Examining the effect of economic freedom on financial development
The present study investigates the effect of economy openness on financial development in a sample of 152 countries from 1995 to 2015emphasizing on countries income level.
After reviewing indexes used as proxies to financial development, we used liquid liabilities, the proportion of bank assets and the proportion of credits granted to private sector as proxies to financial development and after specifying different models, the effect of economy openness on each index was separately investigated.
Results show that economy openness has a positive and significant effect on financial development. Despite resistance of these results to different financial development indexes, its impact is sensitive to the kind of index and the selected sample.
When liquid liabilities and granted credits to private sector are considered proxies to financial development, moving from the sample including low-income countries with incomes below average to the sample including high-income ones with incomes above average, the impact of economy openness on financial development increases. Moreover, if the proportion of banks assets is used as the proxy to financial development, moving from the sample including low-income countries with incomes below average to the sample including high-income ones with incomes above average, the impact of economy openness on financial development decreases. Accordingly, although the impact of economy openness on financial development is positive, the level of this impact is sensitive to the selected index and consequently the kind of selected index is important in conclusion.In this study, the impact of variables i.e. logarithm of GPD per capita, inflation and the degree of economy openness on financial development has been studied. The results indicate the positive impact of GDP per capita on financial development. This result is resistant to the sample and selected index for financial development. However, due to different indexes and samples, definite results have not been obtained regarding the impact of inflation and the degree of economy openness on financial development. The impact of these variables is sensitive to the selected sample and indexes.

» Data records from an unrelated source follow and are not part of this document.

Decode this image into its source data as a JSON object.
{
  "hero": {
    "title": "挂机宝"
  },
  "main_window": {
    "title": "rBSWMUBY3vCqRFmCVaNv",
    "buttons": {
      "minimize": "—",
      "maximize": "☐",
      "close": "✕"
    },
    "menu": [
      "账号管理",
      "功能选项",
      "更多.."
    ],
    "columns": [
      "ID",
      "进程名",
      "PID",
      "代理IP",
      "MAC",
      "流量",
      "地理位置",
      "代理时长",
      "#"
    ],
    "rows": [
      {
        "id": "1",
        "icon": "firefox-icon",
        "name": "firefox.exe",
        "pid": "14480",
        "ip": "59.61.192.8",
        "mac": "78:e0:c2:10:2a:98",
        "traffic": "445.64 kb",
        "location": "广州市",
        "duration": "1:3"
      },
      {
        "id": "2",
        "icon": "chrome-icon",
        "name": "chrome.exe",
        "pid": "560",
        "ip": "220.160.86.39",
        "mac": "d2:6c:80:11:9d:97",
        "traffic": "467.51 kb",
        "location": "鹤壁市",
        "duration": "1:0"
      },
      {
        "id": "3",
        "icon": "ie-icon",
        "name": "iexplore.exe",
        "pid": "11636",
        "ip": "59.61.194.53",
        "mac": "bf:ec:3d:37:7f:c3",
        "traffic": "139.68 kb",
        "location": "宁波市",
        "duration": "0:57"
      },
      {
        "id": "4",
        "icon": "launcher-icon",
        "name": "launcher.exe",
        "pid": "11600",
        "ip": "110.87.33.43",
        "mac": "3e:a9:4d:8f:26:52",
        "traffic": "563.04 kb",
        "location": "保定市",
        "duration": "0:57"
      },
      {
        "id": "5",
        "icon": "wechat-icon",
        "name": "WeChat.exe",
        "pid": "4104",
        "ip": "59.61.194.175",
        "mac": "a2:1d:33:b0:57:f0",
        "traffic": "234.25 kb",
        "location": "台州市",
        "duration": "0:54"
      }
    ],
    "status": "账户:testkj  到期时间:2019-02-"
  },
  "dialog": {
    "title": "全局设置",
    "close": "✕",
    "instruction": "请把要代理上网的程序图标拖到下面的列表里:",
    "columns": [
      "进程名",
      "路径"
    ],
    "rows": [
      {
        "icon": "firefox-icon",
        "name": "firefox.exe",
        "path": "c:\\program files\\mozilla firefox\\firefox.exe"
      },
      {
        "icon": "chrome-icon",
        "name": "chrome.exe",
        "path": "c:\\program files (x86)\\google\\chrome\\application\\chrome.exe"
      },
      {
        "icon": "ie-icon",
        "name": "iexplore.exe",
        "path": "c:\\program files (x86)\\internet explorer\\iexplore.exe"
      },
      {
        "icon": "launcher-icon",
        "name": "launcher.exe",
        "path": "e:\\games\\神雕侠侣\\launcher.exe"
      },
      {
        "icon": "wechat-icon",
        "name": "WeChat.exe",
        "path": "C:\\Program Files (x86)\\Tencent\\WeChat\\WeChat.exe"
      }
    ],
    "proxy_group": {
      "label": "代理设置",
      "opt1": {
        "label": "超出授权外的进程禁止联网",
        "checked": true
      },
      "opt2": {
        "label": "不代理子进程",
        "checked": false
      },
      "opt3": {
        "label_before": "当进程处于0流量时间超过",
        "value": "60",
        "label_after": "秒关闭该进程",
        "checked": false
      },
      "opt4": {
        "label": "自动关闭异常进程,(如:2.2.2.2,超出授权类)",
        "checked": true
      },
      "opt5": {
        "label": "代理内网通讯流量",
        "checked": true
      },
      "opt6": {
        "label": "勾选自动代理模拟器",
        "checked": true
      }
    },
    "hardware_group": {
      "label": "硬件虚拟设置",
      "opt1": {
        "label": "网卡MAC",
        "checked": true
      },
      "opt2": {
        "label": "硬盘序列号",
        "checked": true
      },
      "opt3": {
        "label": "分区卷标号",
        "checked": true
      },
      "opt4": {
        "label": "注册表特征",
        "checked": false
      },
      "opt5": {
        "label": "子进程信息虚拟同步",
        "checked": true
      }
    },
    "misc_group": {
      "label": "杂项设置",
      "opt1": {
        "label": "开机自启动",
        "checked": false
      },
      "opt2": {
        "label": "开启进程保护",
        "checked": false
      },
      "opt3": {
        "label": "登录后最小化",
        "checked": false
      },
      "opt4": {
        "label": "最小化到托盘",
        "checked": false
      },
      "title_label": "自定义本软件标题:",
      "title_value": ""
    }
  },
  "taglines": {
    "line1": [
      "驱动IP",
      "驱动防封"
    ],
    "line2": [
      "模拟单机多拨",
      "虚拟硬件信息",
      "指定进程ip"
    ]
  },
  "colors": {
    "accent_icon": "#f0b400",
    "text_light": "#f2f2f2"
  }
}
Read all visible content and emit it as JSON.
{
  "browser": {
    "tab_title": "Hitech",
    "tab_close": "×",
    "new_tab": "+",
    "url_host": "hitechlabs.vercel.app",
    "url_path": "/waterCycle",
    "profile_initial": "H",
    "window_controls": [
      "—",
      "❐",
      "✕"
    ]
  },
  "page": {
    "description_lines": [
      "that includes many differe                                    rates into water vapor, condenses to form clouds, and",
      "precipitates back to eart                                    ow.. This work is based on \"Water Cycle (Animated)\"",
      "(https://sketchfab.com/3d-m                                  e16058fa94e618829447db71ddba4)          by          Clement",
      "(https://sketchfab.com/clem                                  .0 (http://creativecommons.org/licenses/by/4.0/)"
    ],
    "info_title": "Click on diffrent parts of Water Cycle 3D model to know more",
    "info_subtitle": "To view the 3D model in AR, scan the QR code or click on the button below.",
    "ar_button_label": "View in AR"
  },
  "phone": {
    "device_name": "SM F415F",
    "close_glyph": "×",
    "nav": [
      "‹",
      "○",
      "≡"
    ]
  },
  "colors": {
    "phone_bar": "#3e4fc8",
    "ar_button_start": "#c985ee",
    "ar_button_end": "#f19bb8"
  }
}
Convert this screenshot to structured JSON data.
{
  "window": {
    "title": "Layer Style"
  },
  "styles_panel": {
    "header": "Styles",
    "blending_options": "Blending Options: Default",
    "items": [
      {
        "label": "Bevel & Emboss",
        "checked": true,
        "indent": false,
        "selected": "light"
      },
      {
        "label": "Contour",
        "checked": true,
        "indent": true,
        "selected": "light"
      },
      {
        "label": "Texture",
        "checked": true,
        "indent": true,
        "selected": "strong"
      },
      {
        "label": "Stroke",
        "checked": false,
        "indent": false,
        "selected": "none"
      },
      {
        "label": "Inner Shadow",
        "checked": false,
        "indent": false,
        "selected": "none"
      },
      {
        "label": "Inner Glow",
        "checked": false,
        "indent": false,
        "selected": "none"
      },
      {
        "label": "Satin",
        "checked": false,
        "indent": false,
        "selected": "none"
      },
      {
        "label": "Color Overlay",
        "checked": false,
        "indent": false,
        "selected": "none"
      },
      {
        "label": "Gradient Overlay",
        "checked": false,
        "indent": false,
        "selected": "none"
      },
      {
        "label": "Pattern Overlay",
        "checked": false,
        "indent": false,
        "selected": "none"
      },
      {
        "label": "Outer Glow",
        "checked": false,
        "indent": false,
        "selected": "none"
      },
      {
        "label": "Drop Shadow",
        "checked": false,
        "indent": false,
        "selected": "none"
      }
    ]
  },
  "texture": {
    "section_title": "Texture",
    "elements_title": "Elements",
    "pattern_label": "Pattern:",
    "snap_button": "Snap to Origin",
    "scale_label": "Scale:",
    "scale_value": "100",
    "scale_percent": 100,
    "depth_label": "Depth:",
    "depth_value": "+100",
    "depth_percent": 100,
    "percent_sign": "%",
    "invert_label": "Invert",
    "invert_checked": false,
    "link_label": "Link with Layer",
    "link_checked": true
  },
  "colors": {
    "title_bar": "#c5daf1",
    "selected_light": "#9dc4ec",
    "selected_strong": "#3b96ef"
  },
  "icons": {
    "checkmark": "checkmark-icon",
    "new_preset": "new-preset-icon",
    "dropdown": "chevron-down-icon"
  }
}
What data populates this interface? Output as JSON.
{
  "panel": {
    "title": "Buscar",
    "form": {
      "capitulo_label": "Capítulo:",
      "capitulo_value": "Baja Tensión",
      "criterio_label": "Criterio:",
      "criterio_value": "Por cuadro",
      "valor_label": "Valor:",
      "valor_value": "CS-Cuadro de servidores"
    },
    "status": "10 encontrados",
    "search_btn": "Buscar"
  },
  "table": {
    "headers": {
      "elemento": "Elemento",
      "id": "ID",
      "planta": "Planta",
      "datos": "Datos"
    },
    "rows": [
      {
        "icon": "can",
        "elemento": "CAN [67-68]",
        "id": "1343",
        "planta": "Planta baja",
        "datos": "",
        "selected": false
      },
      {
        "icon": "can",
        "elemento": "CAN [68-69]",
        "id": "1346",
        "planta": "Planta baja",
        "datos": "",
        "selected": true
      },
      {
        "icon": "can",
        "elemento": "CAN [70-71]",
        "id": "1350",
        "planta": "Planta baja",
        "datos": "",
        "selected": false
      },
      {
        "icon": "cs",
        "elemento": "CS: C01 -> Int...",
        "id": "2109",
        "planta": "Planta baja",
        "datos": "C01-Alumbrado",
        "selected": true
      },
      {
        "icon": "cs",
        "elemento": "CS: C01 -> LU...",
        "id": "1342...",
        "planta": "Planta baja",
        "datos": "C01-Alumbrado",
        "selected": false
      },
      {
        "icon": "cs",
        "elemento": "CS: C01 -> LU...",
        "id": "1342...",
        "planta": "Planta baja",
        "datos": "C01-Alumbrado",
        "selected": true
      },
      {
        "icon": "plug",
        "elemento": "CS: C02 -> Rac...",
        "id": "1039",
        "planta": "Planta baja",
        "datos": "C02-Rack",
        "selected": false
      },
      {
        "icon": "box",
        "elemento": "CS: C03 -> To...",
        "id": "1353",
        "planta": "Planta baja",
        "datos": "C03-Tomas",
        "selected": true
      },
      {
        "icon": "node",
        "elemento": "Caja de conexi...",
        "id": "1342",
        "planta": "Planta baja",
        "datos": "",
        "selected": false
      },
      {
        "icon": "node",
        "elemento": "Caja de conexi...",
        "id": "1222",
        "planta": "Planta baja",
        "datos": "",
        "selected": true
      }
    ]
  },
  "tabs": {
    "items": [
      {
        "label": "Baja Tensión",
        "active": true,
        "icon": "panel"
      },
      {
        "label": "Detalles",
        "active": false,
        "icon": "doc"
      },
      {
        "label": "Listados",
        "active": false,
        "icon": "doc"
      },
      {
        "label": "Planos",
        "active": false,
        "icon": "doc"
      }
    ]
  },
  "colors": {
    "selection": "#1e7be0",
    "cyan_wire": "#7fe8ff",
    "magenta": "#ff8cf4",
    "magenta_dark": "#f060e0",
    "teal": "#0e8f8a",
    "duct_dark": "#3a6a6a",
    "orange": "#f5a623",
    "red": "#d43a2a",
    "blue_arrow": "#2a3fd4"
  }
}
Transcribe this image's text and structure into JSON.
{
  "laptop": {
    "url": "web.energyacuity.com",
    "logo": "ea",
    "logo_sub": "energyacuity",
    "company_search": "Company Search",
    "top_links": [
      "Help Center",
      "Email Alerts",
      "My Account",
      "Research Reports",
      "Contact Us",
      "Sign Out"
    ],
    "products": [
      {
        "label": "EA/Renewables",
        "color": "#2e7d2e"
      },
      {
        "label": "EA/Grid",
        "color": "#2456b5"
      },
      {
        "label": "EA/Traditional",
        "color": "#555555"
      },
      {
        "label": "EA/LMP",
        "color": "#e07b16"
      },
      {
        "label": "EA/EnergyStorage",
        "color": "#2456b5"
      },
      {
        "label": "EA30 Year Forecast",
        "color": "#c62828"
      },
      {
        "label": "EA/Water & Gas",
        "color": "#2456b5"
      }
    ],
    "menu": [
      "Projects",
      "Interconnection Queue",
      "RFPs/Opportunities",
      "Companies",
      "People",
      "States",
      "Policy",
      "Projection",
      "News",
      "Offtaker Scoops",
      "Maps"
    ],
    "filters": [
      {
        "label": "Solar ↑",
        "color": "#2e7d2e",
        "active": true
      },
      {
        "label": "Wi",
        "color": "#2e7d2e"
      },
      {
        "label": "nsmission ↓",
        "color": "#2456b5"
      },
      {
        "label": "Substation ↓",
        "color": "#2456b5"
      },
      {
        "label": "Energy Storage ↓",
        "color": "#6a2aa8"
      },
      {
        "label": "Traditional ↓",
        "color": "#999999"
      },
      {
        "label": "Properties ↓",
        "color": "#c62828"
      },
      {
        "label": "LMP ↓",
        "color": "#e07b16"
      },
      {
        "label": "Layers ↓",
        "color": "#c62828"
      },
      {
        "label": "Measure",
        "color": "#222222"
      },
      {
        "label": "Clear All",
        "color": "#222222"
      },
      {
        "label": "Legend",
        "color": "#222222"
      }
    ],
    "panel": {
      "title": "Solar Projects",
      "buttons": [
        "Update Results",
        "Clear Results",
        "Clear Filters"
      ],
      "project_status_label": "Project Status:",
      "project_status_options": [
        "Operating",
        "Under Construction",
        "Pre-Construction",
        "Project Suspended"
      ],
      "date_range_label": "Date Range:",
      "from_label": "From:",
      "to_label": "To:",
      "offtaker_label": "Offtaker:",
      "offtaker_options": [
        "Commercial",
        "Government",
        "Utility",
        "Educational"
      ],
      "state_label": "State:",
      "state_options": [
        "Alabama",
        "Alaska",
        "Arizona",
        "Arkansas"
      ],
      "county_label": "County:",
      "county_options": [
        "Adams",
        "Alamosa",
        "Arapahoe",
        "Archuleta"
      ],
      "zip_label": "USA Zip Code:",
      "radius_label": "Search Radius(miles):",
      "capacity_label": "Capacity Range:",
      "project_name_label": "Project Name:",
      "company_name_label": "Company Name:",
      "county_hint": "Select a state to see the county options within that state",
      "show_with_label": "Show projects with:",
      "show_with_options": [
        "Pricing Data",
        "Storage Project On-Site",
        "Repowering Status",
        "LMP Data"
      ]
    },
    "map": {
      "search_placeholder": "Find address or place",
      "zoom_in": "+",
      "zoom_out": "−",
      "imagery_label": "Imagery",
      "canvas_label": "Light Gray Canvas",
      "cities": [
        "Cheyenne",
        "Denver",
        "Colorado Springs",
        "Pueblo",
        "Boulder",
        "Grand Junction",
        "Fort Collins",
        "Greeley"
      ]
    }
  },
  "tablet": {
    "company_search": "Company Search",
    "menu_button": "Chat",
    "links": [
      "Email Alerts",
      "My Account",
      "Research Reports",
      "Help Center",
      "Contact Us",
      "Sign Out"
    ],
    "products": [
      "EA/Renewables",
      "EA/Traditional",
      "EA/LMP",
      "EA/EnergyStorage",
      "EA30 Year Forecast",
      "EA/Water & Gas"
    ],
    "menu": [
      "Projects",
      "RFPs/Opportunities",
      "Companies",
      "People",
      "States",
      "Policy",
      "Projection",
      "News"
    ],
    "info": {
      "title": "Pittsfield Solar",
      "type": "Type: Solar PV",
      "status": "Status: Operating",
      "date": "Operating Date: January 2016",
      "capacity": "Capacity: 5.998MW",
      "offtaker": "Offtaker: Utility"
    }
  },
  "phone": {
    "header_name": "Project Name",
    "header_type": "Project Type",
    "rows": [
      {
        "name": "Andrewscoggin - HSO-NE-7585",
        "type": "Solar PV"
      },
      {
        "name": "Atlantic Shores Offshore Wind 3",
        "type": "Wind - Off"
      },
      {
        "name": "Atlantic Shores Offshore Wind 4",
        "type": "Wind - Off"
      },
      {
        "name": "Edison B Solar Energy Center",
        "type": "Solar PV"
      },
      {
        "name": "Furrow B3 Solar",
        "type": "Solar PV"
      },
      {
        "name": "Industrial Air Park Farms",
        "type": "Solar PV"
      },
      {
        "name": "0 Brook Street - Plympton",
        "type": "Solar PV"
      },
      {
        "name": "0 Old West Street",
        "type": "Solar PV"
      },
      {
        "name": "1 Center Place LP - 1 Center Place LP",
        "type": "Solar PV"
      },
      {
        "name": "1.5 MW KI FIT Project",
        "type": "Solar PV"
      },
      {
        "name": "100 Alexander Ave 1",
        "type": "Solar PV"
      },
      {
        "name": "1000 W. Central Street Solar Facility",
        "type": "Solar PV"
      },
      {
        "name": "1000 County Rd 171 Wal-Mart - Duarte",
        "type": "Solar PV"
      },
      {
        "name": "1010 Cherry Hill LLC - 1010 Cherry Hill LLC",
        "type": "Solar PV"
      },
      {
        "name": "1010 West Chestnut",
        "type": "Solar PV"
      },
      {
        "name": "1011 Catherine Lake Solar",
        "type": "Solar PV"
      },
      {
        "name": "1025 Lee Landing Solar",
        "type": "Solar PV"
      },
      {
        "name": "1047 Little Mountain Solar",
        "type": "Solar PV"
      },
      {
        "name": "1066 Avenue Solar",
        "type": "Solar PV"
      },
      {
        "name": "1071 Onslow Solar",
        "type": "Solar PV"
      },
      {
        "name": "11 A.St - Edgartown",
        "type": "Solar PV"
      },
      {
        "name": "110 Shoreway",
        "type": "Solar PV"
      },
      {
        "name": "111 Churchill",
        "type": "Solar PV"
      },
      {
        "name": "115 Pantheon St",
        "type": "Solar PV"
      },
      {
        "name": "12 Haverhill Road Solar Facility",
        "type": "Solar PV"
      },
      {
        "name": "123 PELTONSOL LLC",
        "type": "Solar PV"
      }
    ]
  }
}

Based on results, although economy openness has a positive impact on financial development, the level of this impact is sensitive to the selected index for financial development. Therefore, the selected index is of high importance for financial development. Furthermore, results show that GDP per capita logarithm has a positive impact on financial development. This result is resistant to the kind of sample and selected index. However, definite results regarding the impact of inflation and the degree of economy openness on financial development have not been obtained and their impact is sensitive to selected samples and the kind of financial development index.